Discovery of N-(4-(2-amino-3-chloropyridin-4-yloxy)-3-fluorophenyl)-4- ethoxy-1-(4-fluorophenyl)-2-oxo-1,2-dihydropyridine-3-carboxamide (BMS-777607), a selective and orally efficacious inhibitor of the met kinase superfamily
Schroeder, Gretchen M.,An, Yongmi,Cai, Zhen-Wei,Chen, Xiao-Tao,Clark, Cheryl,Cornelius, Lyndon A. M.,Dai, Jun,Gullo-Brown, Johnni,Gupta, Ashok,Henley, Benjamin,Hunt, John T.,Jeyaseelan, Robert,Kamath, Amrita,Kim, Kyoung,Lippy, Jonathan,Lombardo, Louis J.,Manne, Veeraswamy,Oppenheimer, Simone,Sack, John S.,Schmidt, Robert J.,Shen, Guoxiang,Stefanski, Kevin,Tokarski, John S.,Trainor, George L.,Wautlet, Barri S.,Wei, Donna,Williams, David K.,Zhang, Yingru,Zhang, Yueping,Fargnoli, Joseph,Borzilleri, Robert M.
supporting information; experimental part, p. 1251 - 1254 (2009/12/07)

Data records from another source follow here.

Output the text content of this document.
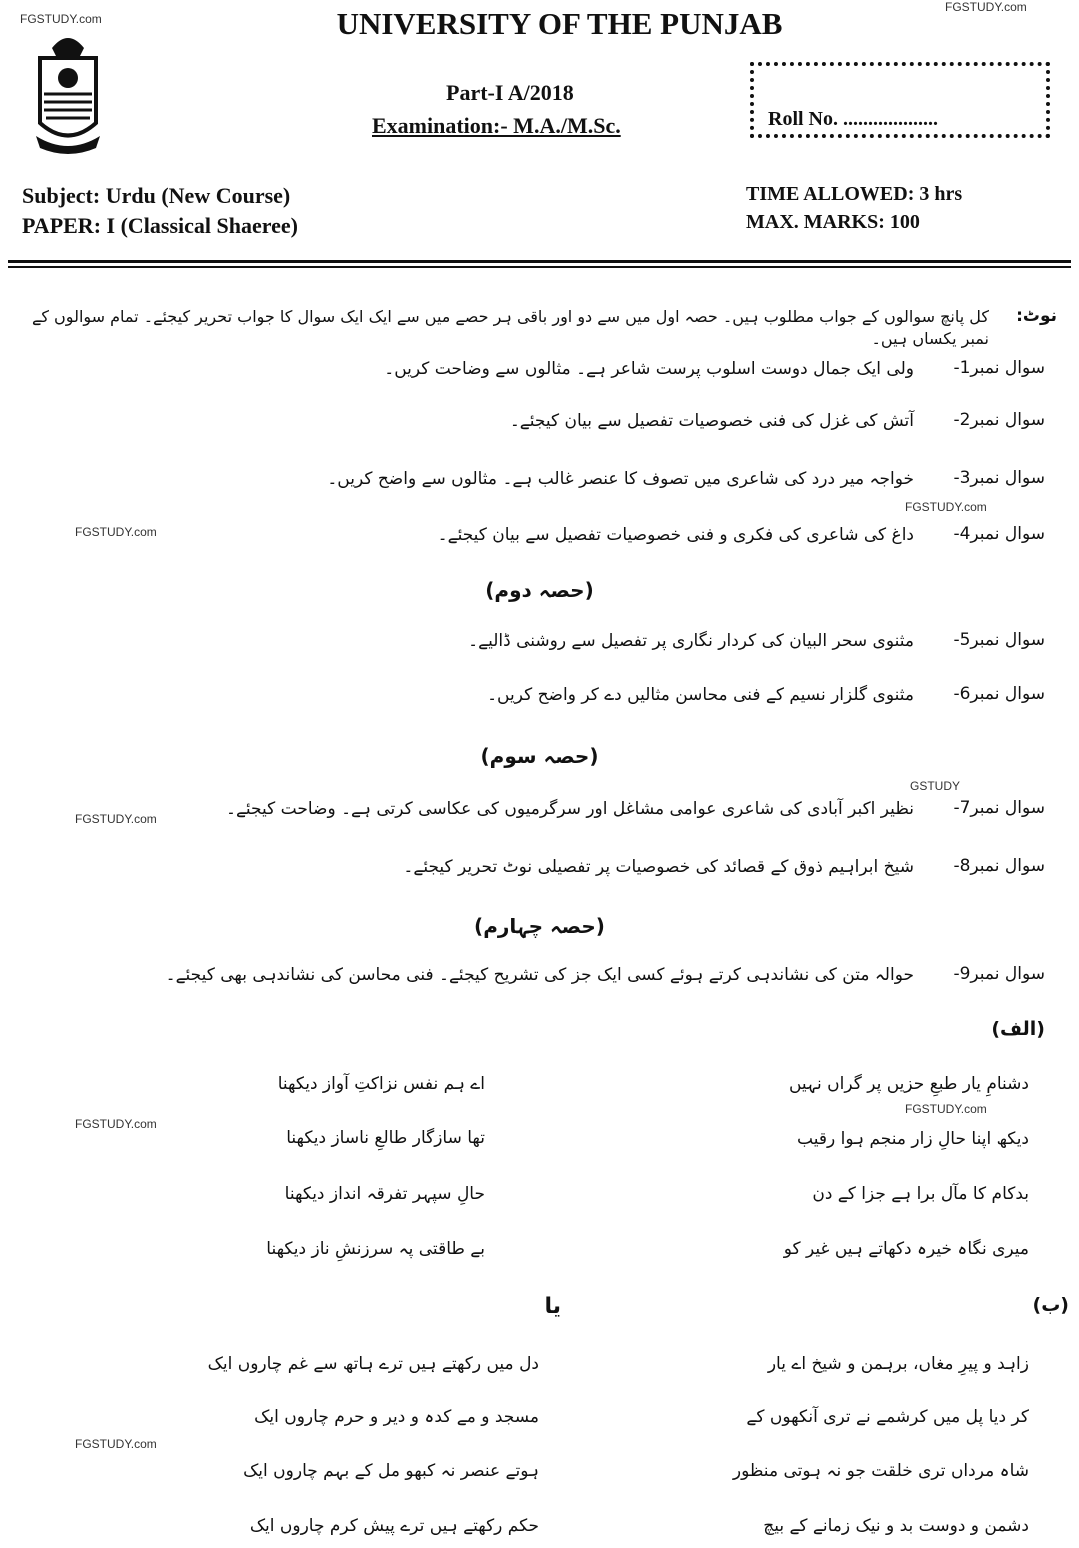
FGSTUDY.com
FGSTUDY.com
FGSTUDY.com
FGSTUDY.com
FGSTUDY.com
GSTUDY
FGSTUDY.com
FGSTUDY.com
FGSTUDY.com
UNIVERSITY OF THE PUNJAB
Part-I A/2018
Examination:- M.A./M.Sc.	Roll No. ...................
Subject: Urdu (New Course)
PAPER: I (Classical Shaeree)
TIME ALLOWED: 3 hrs
MAX. MARKS: 100
نوٹ:
کل پانچ سوالوں کے جواب مطلوب ہیں۔ حصہ اول میں سے دو اور باقی ہر حصے میں سے ایک ایک سوال کا جواب تحریر کیجئے۔ تمام سوالوں کے نمبر یکساں ہیں۔
سوال نمبر1-
ولی ایک جمال دوست اسلوب پرست شاعر ہے۔ مثالوں سے وضاحت کریں۔
سوال نمبر2-
آتش کی غزل کی فنی خصوصیات تفصیل سے بیان کیجئے۔
سوال نمبر3-
خواجہ میر درد کی شاعری میں تصوف کا عنصر غالب ہے۔ مثالوں سے واضح کریں۔
سوال نمبر4-
داغ کی شاعری کی فکری و فنی خصوصیات تفصیل سے بیان کیجئے۔
(حصہ دوم)
سوال نمبر5-
مثنوی سحر البیان کی کردار نگاری پر تفصیل سے روشنی ڈالیے۔
سوال نمبر6-
مثنوی گلزار نسیم کے فنی محاسن مثالیں دے کر واضح کریں۔
(حصہ سوم)
سوال نمبر7-
نظیر اکبر آبادی کی شاعری عوامی مشاغل اور سرگرمیوں کی عکاسی کرتی ہے۔ وضاحت کیجئے۔
سوال نمبر8-
شیخ ابراہیم ذوق کے قصائد کی خصوصیات پر تفصیلی نوٹ تحریر کیجئے۔
(حصہ چہارم)
سوال نمبر9-
حوالہ متن کی نشاندہی کرتے ہوئے کسی ایک جز کی تشریح کیجئے۔ فنی محاسن کی نشاندہی بھی کیجئے۔
(الف)
دشنامِ یار طبعِ حزیں پر گراں نہیں
اے ہم نفس نزاکتِ آواز دیکھنا
دیکھ اپنا حالِ زار منجم ہوا رقیب
تھا سازگار طالعِ ناساز دیکھنا
بدکام کا مآل برا ہے جزا کے دن
حالِ سپہر تفرقہ انداز دیکھنا
میری نگاہ خیرہ دکھاتے ہیں غیر کو
بے طاقتی پہ سرزنشِ ناز دیکھنا
یا	(ب)
زاہد و پیرِ مغاں، برہمن و شیخ اے یار
دل میں رکھتے ہیں ترے ہاتھ سے غم چاروں ایک
کر دیا پل میں کرشمے نے تری آنکھوں کے
مسجد و مے کدہ و دیر و حرم چاروں ایک
شاہ مرداں تری خلقت جو نہ ہوتی منظور
ہوتے عنصر نہ کبھو مل کے بہم چاروں ایک
دشمن و دوست بد و نیک زمانے کے بیچ
حکم رکھتے ہیں ترے پیش کرم چاروں ایک
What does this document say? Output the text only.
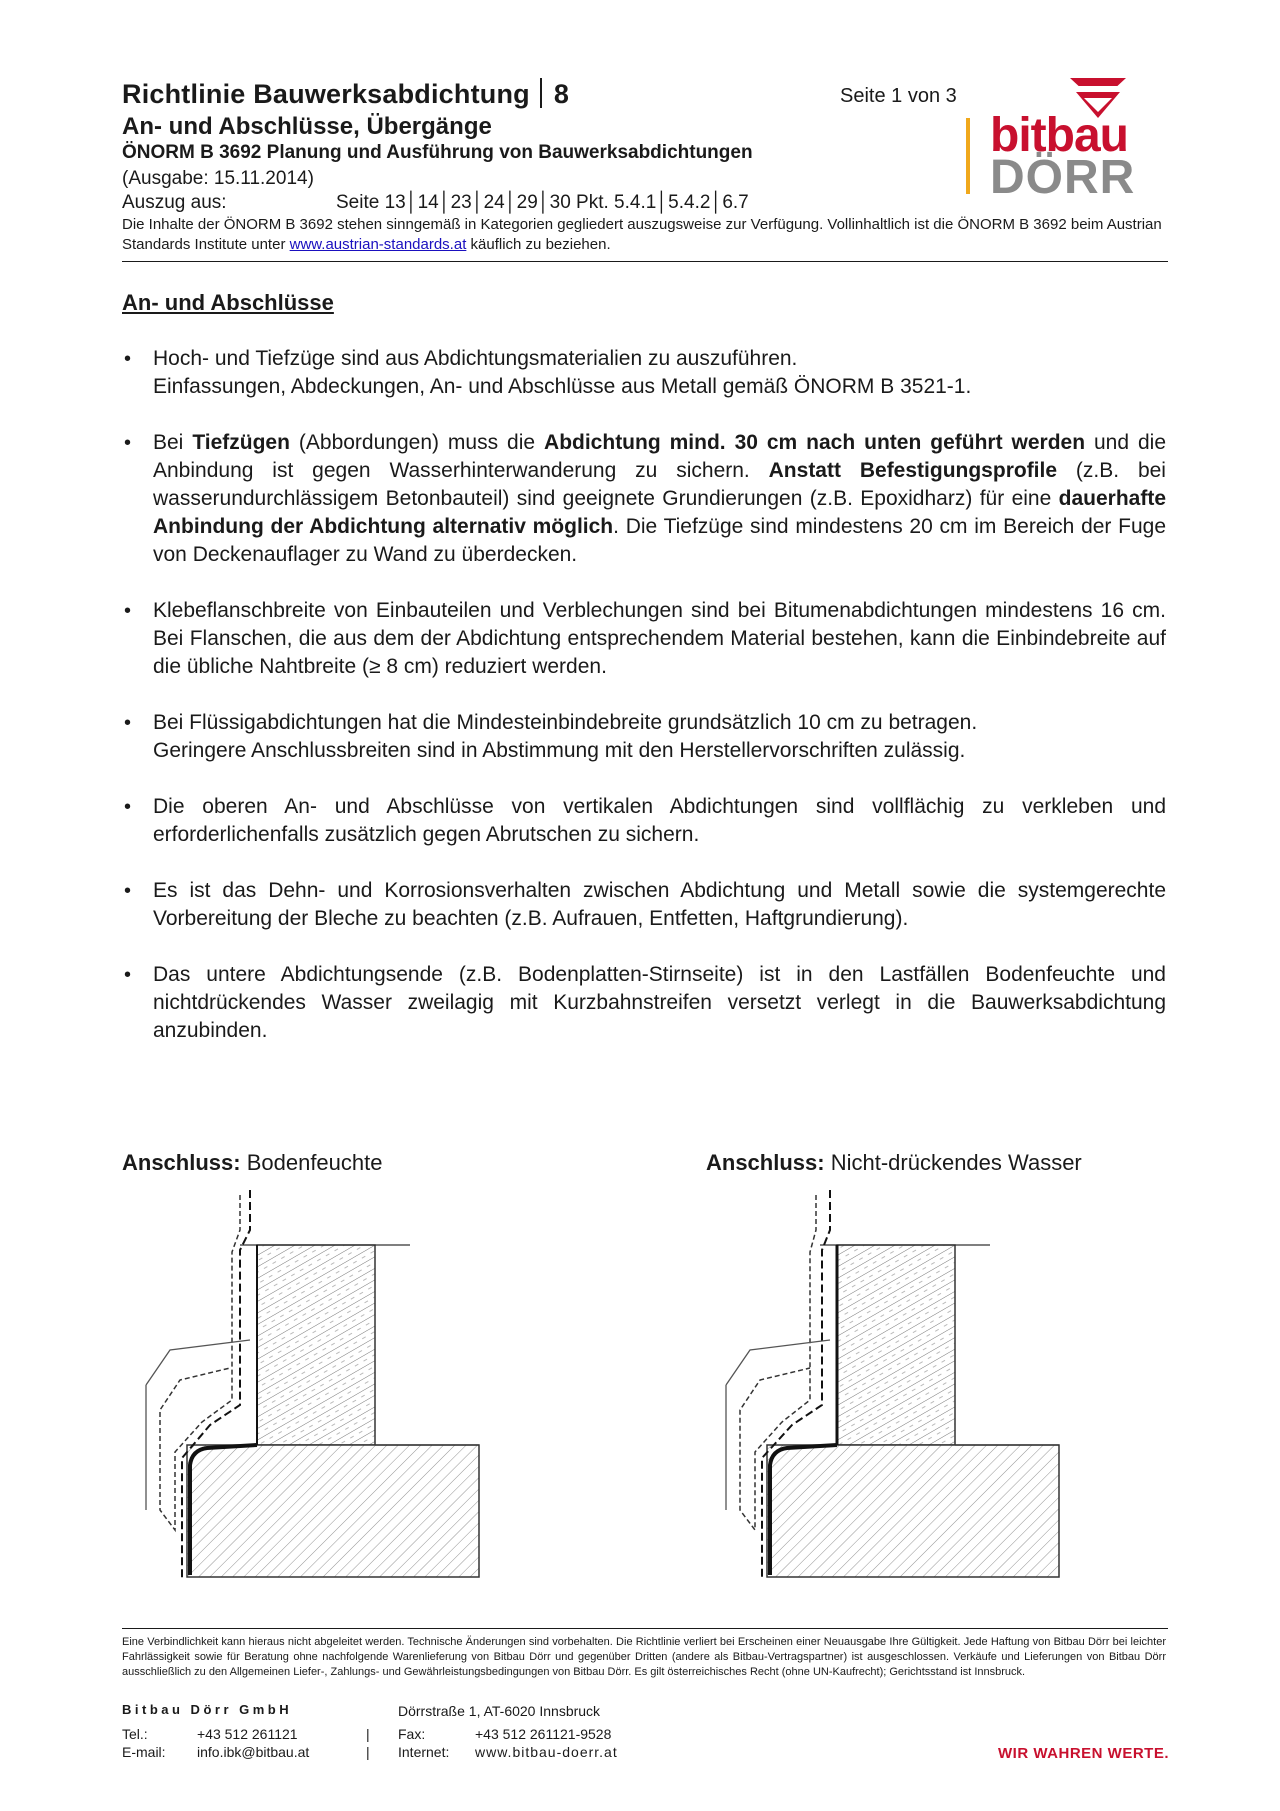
Richtlinie Bauwerksabdichtung 8	Seite 1 von 3
An- und Abschlüsse, Übergänge
ÖNORM B 3692 Planung und Ausführung von Bauwerksabdichtungen
(Ausgabe: 15.11.2014)
Auszug aus:	Seite 13│14│23│24│29│30 Pkt. 5.4.1│5.4.2│6.7
Die Inhalte der ÖNORM B 3692 stehen sinngemäß in Kategorien gegliedert auszugsweise zur Verfügung. Vollinhaltlich ist die ÖNORM B 3692 beim Austrian Standards Institute unter www.austrian-standards.at käuflich zu beziehen.
bitbau
DÖRR
An- und Abschlüsse
• Hoch- und Tiefzüge sind aus Abdichtungsmaterialien zu auszuführen.
Einfassungen, Abdeckungen, An- und Abschlüsse aus Metall gemäß ÖNORM B 3521-1.
• Bei Tiefzügen (Abbordungen) muss die Abdichtung mind. 30 cm nach unten geführt werden und die Anbindung ist gegen Wasserhinterwanderung zu sichern. Anstatt Befestigungsprofile (z.B. bei wasserundurchlässigem Betonbauteil) sind geeignete Grundierungen (z.B. Epoxidharz) für eine dauerhafte Anbindung der Abdichtung alternativ möglich. Die Tiefzüge sind mindestens 20 cm im Bereich der Fuge von Deckenauflager zu Wand zu überdecken.
• Klebeflanschbreite von Einbauteilen und Verblechungen sind bei Bitumenabdichtungen mindestens 16 cm. Bei Flanschen, die aus dem der Abdichtung entsprechendem Material bestehen, kann die Einbindebreite auf die übliche Nahtbreite (≥ 8 cm) reduziert werden.
• Bei Flüssigabdichtungen hat die Mindesteinbindebreite grundsätzlich 10 cm zu betragen.
Geringere Anschlussbreiten sind in Abstimmung mit den Herstellervorschriften zulässig.
• Die oberen An- und Abschlüsse von vertikalen Abdichtungen sind vollflächig zu verkleben und erforderlichenfalls zusätzlich gegen Abrutschen zu sichern.
• Es ist das Dehn- und Korrosionsverhalten zwischen Abdichtung und Metall sowie die systemgerechte Vorbereitung der Bleche zu beachten (z.B. Aufrauen, Entfetten, Haftgrundierung).
• Das untere Abdichtungsende (z.B. Bodenplatten-Stirnseite) ist in den Lastfällen Bodenfeuchte und nichtdrückendes Wasser zweilagig mit Kurzbahnstreifen versetzt verlegt in die Bauwerksabdichtung anzubinden.
Anschluss: Bodenfeuchte	Anschluss: Nicht-drückendes Wasser
Eine Verbindlichkeit kann hieraus nicht abgeleitet werden. Technische Änderungen sind vorbehalten. Die Richtlinie verliert bei Erscheinen einer Neuausgabe Ihre Gültigkeit. Jede Haftung von Bitbau Dörr bei leichter Fahrlässigkeit sowie für Beratung ohne nachfolgende Warenlieferung von Bitbau Dörr und gegenüber Dritten (andere als Bitbau-Vertragspartner) ist ausgeschlossen. Verkäufe und Lieferungen von Bitbau Dörr ausschließlich zu den Allgemeinen Liefer-, Zahlungs- und Gewährleistungsbedingungen von Bitbau Dörr. Es gilt österreichisches Recht (ohne UN-Kaufrecht); Gerichtsstand ist Innsbruck.
Bitbau Dörr GmbH	Dörrstraße 1, AT-6020 Innsbruck
Tel.:	+43 512 261121	| Fax:	+43 512 261121-9528
E-mail: info.ibk@bitbau.at	| Internet: www.bitbau-doerr.at	WIR WAHREN WERTE.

Substituted N-(4-(2-aminopyridin-4-yloxy)-3-fluoro-phenyl)- 1-(4-fluorophenyl)-2-oxo-1,2-dihydropyridine-3-carboxamides were identified as potent and selective Met kinase inhibitors. Substitution of the pyridine 3-position gave improved enzyme potency, while substitution of the pyridone 4-position led to improved aqueous solubility and kinase selectivity. Analogue 10 demonstrated complete tumor stasis in a Met- dependent GTL-16 human gastric carcinoma xenograft model following oral administration. Because of its excellent in vivo efficacy and favorable pharmacokinetic and preclinical safety profiles, 10 has been advanced into phase I clinical trials.